Gli effetti sul terreno sono misurabili: oltre 51.000 nuove unità abitative autorizzate dalla fine del 2022 corrispondono a un aumento della popolazione dei coloni stimato tra le 600.000 e le 750.000 persone in Cisgiordania e Gerusalemme Est, distribuite in più di 250 insediamenti e outpost. Ogni nuovo lotto richiede collegamenti stradali, reti idriche ed elettriche, recinzioni e servitù, infrastrutture che segmentano ulteriormente i governatorati palestinesi. La continuità territoriale, condizione minima per la funzionalità di uno Stato, risulta così sempre più compromessa.

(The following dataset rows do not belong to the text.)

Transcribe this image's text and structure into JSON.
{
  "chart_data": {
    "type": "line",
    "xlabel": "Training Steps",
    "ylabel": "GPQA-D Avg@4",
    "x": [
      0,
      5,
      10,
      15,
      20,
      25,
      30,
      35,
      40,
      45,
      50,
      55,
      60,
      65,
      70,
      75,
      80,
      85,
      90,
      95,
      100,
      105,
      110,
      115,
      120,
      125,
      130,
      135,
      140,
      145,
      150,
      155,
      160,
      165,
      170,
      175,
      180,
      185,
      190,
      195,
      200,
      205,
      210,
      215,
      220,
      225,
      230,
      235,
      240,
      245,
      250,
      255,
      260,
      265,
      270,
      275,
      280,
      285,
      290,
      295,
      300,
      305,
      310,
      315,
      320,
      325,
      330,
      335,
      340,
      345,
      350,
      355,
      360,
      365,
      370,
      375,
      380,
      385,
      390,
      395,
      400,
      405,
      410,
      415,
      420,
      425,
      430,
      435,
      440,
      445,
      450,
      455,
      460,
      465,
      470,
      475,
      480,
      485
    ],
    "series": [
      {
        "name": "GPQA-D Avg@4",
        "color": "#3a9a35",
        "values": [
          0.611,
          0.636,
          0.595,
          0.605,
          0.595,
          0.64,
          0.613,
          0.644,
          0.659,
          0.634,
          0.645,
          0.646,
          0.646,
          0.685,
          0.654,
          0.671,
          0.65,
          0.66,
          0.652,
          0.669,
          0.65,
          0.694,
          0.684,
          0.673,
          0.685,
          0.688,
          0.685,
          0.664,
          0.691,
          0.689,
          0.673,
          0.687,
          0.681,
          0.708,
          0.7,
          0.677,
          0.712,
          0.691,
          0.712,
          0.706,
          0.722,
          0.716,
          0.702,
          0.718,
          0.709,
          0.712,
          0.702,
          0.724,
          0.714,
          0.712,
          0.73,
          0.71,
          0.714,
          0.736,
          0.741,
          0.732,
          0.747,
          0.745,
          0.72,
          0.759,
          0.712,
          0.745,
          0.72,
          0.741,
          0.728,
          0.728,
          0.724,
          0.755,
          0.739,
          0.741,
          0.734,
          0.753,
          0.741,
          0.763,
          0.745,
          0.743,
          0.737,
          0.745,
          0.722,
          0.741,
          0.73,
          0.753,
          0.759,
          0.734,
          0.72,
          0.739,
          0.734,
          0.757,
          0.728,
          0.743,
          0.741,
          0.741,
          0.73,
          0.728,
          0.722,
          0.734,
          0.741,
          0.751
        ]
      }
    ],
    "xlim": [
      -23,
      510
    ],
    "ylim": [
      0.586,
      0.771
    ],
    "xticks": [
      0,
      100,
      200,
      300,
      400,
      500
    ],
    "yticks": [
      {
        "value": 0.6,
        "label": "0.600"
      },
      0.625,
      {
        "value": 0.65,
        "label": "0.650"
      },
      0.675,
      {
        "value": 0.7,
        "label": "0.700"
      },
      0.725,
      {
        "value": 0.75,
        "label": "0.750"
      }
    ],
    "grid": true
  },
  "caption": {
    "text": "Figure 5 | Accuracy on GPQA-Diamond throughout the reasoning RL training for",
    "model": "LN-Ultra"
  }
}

Sul piano amministrativo, la doppia catena di comando in Area C — con poteri civili esercitati dal ministro politico e poteri di sicurezza affidati all’esercito — ha prodotto una struttura opaca e un’applicazione asimmetrica delle norme: demolizioni rapide per opere palestinesi considerate illegali, estrema cautela o vere e proprie sanatorie per gli outpost israeliani fino a ieri abusivi. Le autorità palestinesi parlano apertamente di “annessione amministrativa”, mentre giuristi e associazioni israeliane evidenziano come le misure assomiglino sempre più a un’“annessione di diritto”.
Il 2025 segna un salto qualitativo. L’annuncio di ventidue nuove colonie e il riconoscimento dell’indipendenza amministrativa di tredici insediamenti vanno oltre la contabilità e rappresentano la costruzione di una rete civile radicata in aree strategiche, capace di ridisegnare i bacini di servizi municipali e di rafforzare la massa demografica necessaria a un’eventuale estensione di sovranità. A ciò si aggiungono regolarizzazioni retroattive e nuove designazioni territoriali, con un lessico politico che ripete spesso l’obiettivo di “evitare la creazione di uno Stato palestinese”, espressione utilizzata da più ministri durante l’anno.
Resta aperta la questione degli effetti di lungo periodo. La crescita degli insediamenti non ha prodotto riduzioni delle tensioni, come mostrano i dati dell’ONU. La soluzione dei due Stati appare sempre più compromessa dalla progressiva erosione dei corridoi territoriali necessari alla continuità palestinese. E le leve della comunità internazionale, pur significative nel 2024, si sono indebolite dopo la revoca delle sanzioni da parte dell’amministrazione statunitense nel gennaio 2025. L’Unione Europea tenta di mantenere una linea stabile, ma la sua efficacia sul terreno resta incerta.
La sequenza degli atti amministrativi offre una chiave per comprendere l’indirizzo politico: gli accordi di coalizione del dicembre 2022 che trasferiscono poteri civili a un ministro politico, le formalizzazioni del febbraio 2023, i piani record del 2023 e 2024, le regolarizzazioni e la nascita amministrativa di nuove colonie nel 2025. All’interno di questa cronologia si legge non solo la volontà di “soffocare nell’uovo” — per usare le parole di Smotrich — la possibilità di uno Stato palestinese, ma anche di ridurne progressivamente l’infrastruttura territoriale. Una strategia che procede per atti concreti, più che per dichiarazioni pubbliche.
Fonti utilizzate: Unione Europea; OCHA (Office for the Coordination of Humanitarian Affairs, Nazioni Unite); Reuters; Associated Press; Corte Suprema israeliana; OFAC (Office of Foreign Assets Control); Dipartimento del Tesoro degli Stati Uniti; documenti ufficiali del governo israeliano.